There was a long, companionable silence between them. Then Marty spoke, his voice low. ‘So tell me, Rob, what is it you’re running away from?’

Taken aback, Finch didn’t answer at once. The trip, so far, had been everything he’d hoped for: extraordinary new landscape, no one who knew him, and day after day in the saddle – which tired him out so he was asleep almost before he’d taken his boots off. He’d been so grateful not to think. But ‘running away’ seemed a vaguely pejorative term.

Marty was staring at him in the feeble light of the single bulb above the cottage door, those bruised grey eyes considering. ‘You don’t have to tell me, course, but I can see it on you.’ He paused. ‘I recognize it.’

‘Recognize it?’

Marty shrugged. He seemed at ease with himself tonight, away from his doting aunt. Finch thought the wine was probably helping. ‘My wife, Beth, she passed six years ago – a long struggle with her heart.’ He looked enquiringly at Finch, as if he expected a matching confidence, but Finch was dumbstruck.Is he psychic, a bloody mind reader?

‘I’m so sorry about your wife,’ Finch said, rather stiffly, then added, ‘But I’m not running away.’

Marty raised an eyebrow and grinned. ‘You sure about that?’ He reached for his glass and sipped, holding the wine in his mouth for a moment before swallowing as helooked up into the incredibly clear, starry night. ‘Luis told me about your wife.’

And Cami told Cousin Luis, Finch thought.

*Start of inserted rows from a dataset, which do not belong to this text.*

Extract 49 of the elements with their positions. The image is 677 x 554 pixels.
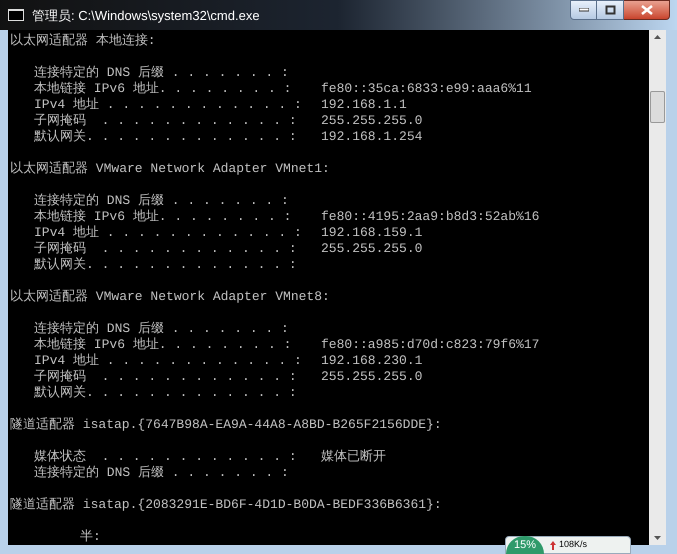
field-label: 默认网关. . . . . . . . . . . . . : <box>34 257 298 273</box>
scrollbar[interactable] <box>649 30 666 545</box>
field-label: IPv4 地址 . . . . . . . . . . . . : <box>34 97 303 113</box>
field-label: IPv4 地址 . . . . . . . . . . . . : <box>34 225 303 241</box>
window-title: 管理员: C:\Windows\system32\cmd.exe <box>32 7 260 25</box>
field-label: 媒体状态 . . . . . . . . . . . . : <box>34 449 298 465</box>
field-value: fe80::a985:d70d:c823:79f6%17 <box>321 337 540 353</box>
field-label: 本地链接 IPv6 地址. . . . . . . . : <box>34 337 292 353</box>
field-value: 192.168.159.1 <box>321 225 422 241</box>
network-speed: 108K/s <box>559 538 588 552</box>
scroll-down-icon <box>654 536 661 540</box>
field-value: 255.255.255.0 <box>321 241 422 257</box>
field-label: 本地链接 IPv6 地址. . . . . . . . : <box>34 81 292 97</box>
field-value: fe80::4195:2aa9:b8d3:52ab%16 <box>321 209 540 225</box>
field-label: 子网掩码 . . . . . . . . . . . . : <box>34 369 298 385</box>
scroll-up-icon <box>654 35 661 39</box>
partial-output: 半: <box>80 529 101 545</box>
field-label: 子网掩码 . . . . . . . . . . . . : <box>34 113 298 129</box>
field-label: 连接特定的 DNS 后缀 . . . . . . . : <box>34 321 290 337</box>
adapter-heading: 隧道适配器 isatap.{2083291E-BD6F-4D1D-B0DA-BEDF336B6361}: <box>10 497 443 513</box>
field-label: 连接特定的 DNS 后缀 . . . . . . . : <box>34 193 290 209</box>
field-value: 192.168.230.1 <box>321 353 422 369</box>
adapter-heading: 隧道适配器 isatap.{7647B98A-EA9A-44A8-A8BD-B265F2156DDE}: <box>10 417 443 433</box>
minimize-icon <box>578 8 588 12</box>
minimize-button[interactable] <box>570 0 597 20</box>
field-label: 默认网关. . . . . . . . . . . . . : <box>34 129 298 145</box>
adapter-heading: 以太网适配器 VMware Network Adapter VMnet8: <box>10 289 331 305</box>
field-label: 连接特定的 DNS 后缀 . . . . . . . : <box>34 65 290 81</box>
field-label: 本地链接 IPv6 地址. . . . . . . . : <box>34 209 292 225</box>
field-value: 192.168.1.254 <box>321 129 422 145</box>
console-icon <box>8 9 24 21</box>
field-value: 255.255.255.0 <box>321 113 422 129</box>
field-value: fe80::35ca:6833:e99:aaa6%11 <box>321 81 532 97</box>
field-label: 连接特定的 DNS 后缀 . . . . . . . : <box>34 465 290 481</box>
field-value: 媒体已断开 <box>321 449 386 465</box>
restore-icon <box>604 5 616 15</box>
close-button[interactable] <box>624 0 670 20</box>
maximize-button[interactable] <box>597 0 624 20</box>
upload-arrow-icon <box>550 540 556 550</box>
field-label: IPv4 地址 . . . . . . . . . . . . : <box>34 353 303 369</box>
field-label: 子网掩码 . . . . . . . . . . . . : <box>34 241 298 257</box>
scroll-thumb[interactable] <box>650 91 665 123</box>
adapter-heading: 以太网适配器 VMware Network Adapter VMnet1: <box>10 161 331 177</box>
close-icon <box>640 5 652 15</box>
field-label: 默认网关. . . . . . . . . . . . . : <box>34 385 298 401</box>
cpu-percent: 15% <box>506 536 544 554</box>
adapter-heading: 以太网适配器 本地连接: <box>10 33 157 49</box>
field-value: 255.255.255.0 <box>321 369 422 385</box>
field-value: 192.168.1.1 <box>321 97 407 113</box>
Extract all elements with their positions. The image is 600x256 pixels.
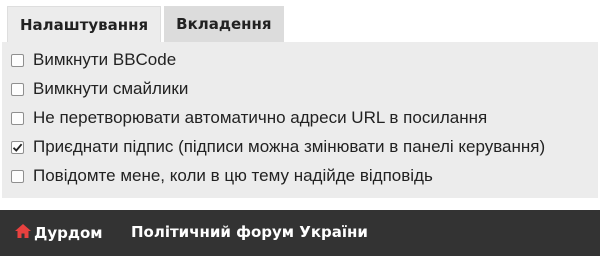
forum-link[interactable]: Політичний форум України — [131, 223, 368, 241]
home-link[interactable]: Дурдом — [14, 223, 103, 243]
option-disable-magic-url[interactable]: Не перетворювати автоматично адреси URL … — [11, 108, 487, 128]
option-label: Вимкнути смайлики — [33, 79, 189, 98]
checkbox[interactable] — [11, 140, 24, 154]
home-label: Дурдом — [34, 224, 103, 242]
tab-settings[interactable]: Налаштування — [7, 6, 162, 43]
option-notify-reply[interactable]: Повідомте мене, коли в цю тему надійде в… — [11, 166, 433, 186]
option-label: Приєднати підпис (підписи можна змінюват… — [33, 137, 546, 156]
option-label: Не перетворювати автоматично адреси URL … — [33, 108, 488, 127]
option-label: Повідомте мене, коли в цю тему надійде в… — [33, 166, 433, 185]
option-disable-smilies[interactable]: Вимкнути смайлики — [11, 79, 188, 99]
checkbox[interactable] — [11, 169, 24, 183]
checkbox[interactable] — [11, 53, 24, 67]
tab-attachments[interactable]: Вкладення — [164, 6, 284, 42]
options-panel: Вимкнути BBCode Вимкнути смайлики Не пер… — [2, 42, 598, 198]
tab-bar: Налаштування Вкладення — [7, 6, 284, 43]
option-disable-bbcode[interactable]: Вимкнути BBCode — [11, 50, 176, 70]
checkbox[interactable] — [11, 111, 24, 125]
footer-navbar: Дурдом Політичний форум України — [0, 210, 600, 256]
checkbox[interactable] — [11, 82, 24, 96]
option-attach-signature[interactable]: Приєднати підпис (підписи можна змінюват… — [11, 137, 545, 157]
option-label: Вимкнути BBCode — [33, 50, 177, 69]
home-icon — [14, 223, 32, 243]
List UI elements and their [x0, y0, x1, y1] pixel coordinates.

Suddenly all the stuff he’d been holding at bay swooped back, like a flock of starlings, to surround him. He sighed. ‘It’s not just about Nell.’ And then, with the next breath, he was telling Marty everything about his wife’s death. Every detail of those months when he’d watched her eyes become too bright as her face thinned and yellowed, saw her shoulder blades cutting through her delicate skin, the knobbled ridges of her spine as he washed her, the way she shook when she tried to stand. He told this stranger of the agonies he had kept hidden, almost cherished, since she died. Who else could he have told who might understand? And when he’d finished, there were tears pouring down his face.

Of course it’s about Nell. Grace was Nell’s daughter who reminded him of her constantly and whom he’d vowed to protect. Romy was a guilty pleasure, a betrayal of his perfect wife, the perfect love they’d shared, however much he told himself – and Romy – different.

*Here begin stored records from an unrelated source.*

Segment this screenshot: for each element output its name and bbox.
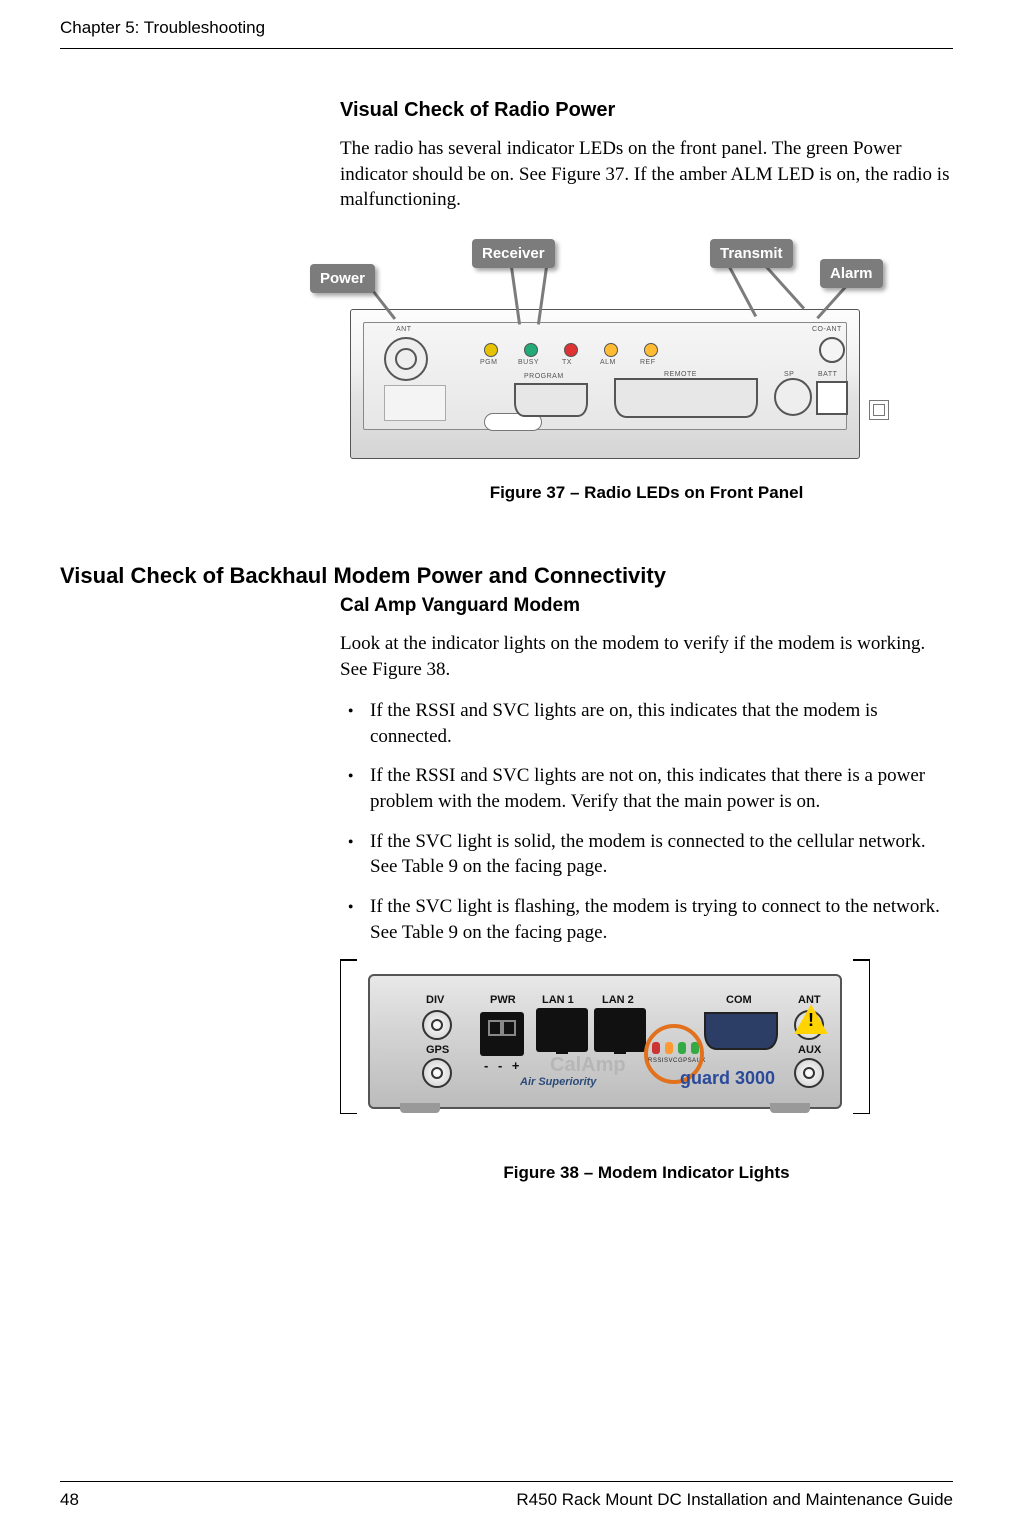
modem-foot-icon: [400, 1103, 440, 1113]
list-item: If the RSSI and SVC lights are on, this …: [366, 698, 953, 749]
resize-marker-icon: [869, 400, 889, 420]
led-pgm-icon: [484, 343, 498, 357]
paragraph-radio-power: The radio has several indicator LEDs on …: [340, 136, 953, 213]
led-busy-icon: [524, 343, 538, 357]
label-batt: BATT: [818, 371, 837, 378]
label-gps: GPS: [426, 1044, 449, 1056]
doc-title: R450 Rack Mount DC Installation and Main…: [516, 1490, 953, 1510]
info-plate-icon: [384, 385, 446, 421]
figure-37-caption: Figure 37 – Radio LEDs on Front Panel: [340, 483, 953, 503]
callout-receiver: Receiver: [472, 239, 555, 268]
label-sp: SP: [784, 371, 794, 378]
label-ant: ANT: [798, 994, 821, 1006]
led-tx-icon: [564, 343, 578, 357]
gps-connector-icon: [422, 1058, 452, 1088]
paragraph-modem-intro: Look at the indicator lights on the mode…: [340, 631, 953, 682]
bullet-list: If the RSSI and SVC lights are on, this …: [340, 698, 953, 945]
aux-connector-icon: [794, 1058, 824, 1088]
callout-transmit: Transmit: [710, 239, 793, 268]
speaker-port-icon: [774, 378, 812, 416]
label-com: COM: [726, 994, 752, 1006]
label-tx: TX: [562, 359, 572, 366]
batt-port-icon: [816, 381, 848, 415]
label-ref: REF: [640, 359, 656, 366]
page-footer: 48 R450 Rack Mount DC Installation and M…: [60, 1481, 953, 1510]
model-text: guard 3000: [680, 1068, 775, 1089]
section-heading-backhaul: Visual Check of Backhaul Modem Power and…: [60, 563, 953, 589]
led-ref-icon: [644, 343, 658, 357]
label-lan1: LAN 1: [542, 994, 574, 1006]
tagline-text: Air Superiority: [520, 1076, 596, 1088]
bracket-right-icon: [859, 959, 870, 1114]
page-header: Chapter 5: Troubleshooting: [60, 18, 953, 49]
led-alm-icon: [604, 343, 618, 357]
label-remote: REMOTE: [664, 371, 697, 378]
callout-power: Power: [310, 264, 375, 293]
com-port-icon: [704, 1012, 778, 1050]
figure-38: DIV PWR LAN 1 LAN 2 COM ANT GPS AUX - - …: [340, 959, 953, 1183]
figure-37: Power Receiver Transmit Alarm ANT: [340, 229, 953, 503]
list-item: If the RSSI and SVC lights are not on, t…: [366, 763, 953, 814]
label-coant: CO-ANT: [812, 326, 842, 333]
div-connector-icon: [422, 1010, 452, 1040]
modem-foot-icon: [770, 1103, 810, 1113]
label-pwr: PWR: [490, 994, 516, 1006]
co-ant-connector-icon: [819, 337, 845, 363]
power-block-icon: [480, 1012, 524, 1056]
label-ant: ANT: [396, 326, 412, 333]
bracket-left-icon: [340, 959, 351, 1114]
callout-alarm: Alarm: [820, 259, 883, 288]
list-item: If the SVC light is flashing, the modem …: [366, 894, 953, 945]
lan1-port-icon: [536, 1008, 588, 1052]
label-aux: AUX: [798, 1044, 821, 1056]
section-heading-radio-power: Visual Check of Radio Power: [340, 99, 953, 122]
modem-front-panel: DIV PWR LAN 1 LAN 2 COM ANT GPS AUX - - …: [368, 974, 842, 1109]
brand-text: CalAmp: [550, 1054, 626, 1077]
label-alm: ALM: [600, 359, 616, 366]
polarity-label: - - +: [484, 1058, 522, 1073]
label-div: DIV: [426, 994, 444, 1006]
db9-port-icon: [514, 383, 588, 417]
list-item: If the SVC light is solid, the modem is …: [366, 829, 953, 880]
label-program: PROGRAM: [524, 373, 564, 380]
page-number: 48: [60, 1490, 79, 1510]
label-pgm: PGM: [480, 359, 497, 366]
lan2-port-icon: [594, 1008, 646, 1052]
label-lan2: LAN 2: [602, 994, 634, 1006]
figure-38-caption: Figure 38 – Modem Indicator Lights: [340, 1163, 953, 1183]
db25-port-icon: [614, 378, 758, 418]
subheading-calamp: Cal Amp Vanguard Modem: [340, 595, 953, 617]
radio-front-panel: ANT PGM BUSY TX ALM REF PROGRAM REMOTE: [350, 309, 860, 459]
antenna-connector-icon: [384, 337, 428, 381]
label-busy: BUSY: [518, 359, 539, 366]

Marty nodded intermittently, listened to his long and rambling account without speaking.

Finch thought of his endless chats with Nell’s photograph. ‘Just recently, though, I was beginning to appreciate things again,’ he insisted, suddenly desperate to acknowledge Romy and everything she’d meant to him. ‘But now …’ He told Marty the bare bones of what had happened with Grace.

‘Wow, cruel.’ The American whistled. ‘So you headed out, left them all to it?’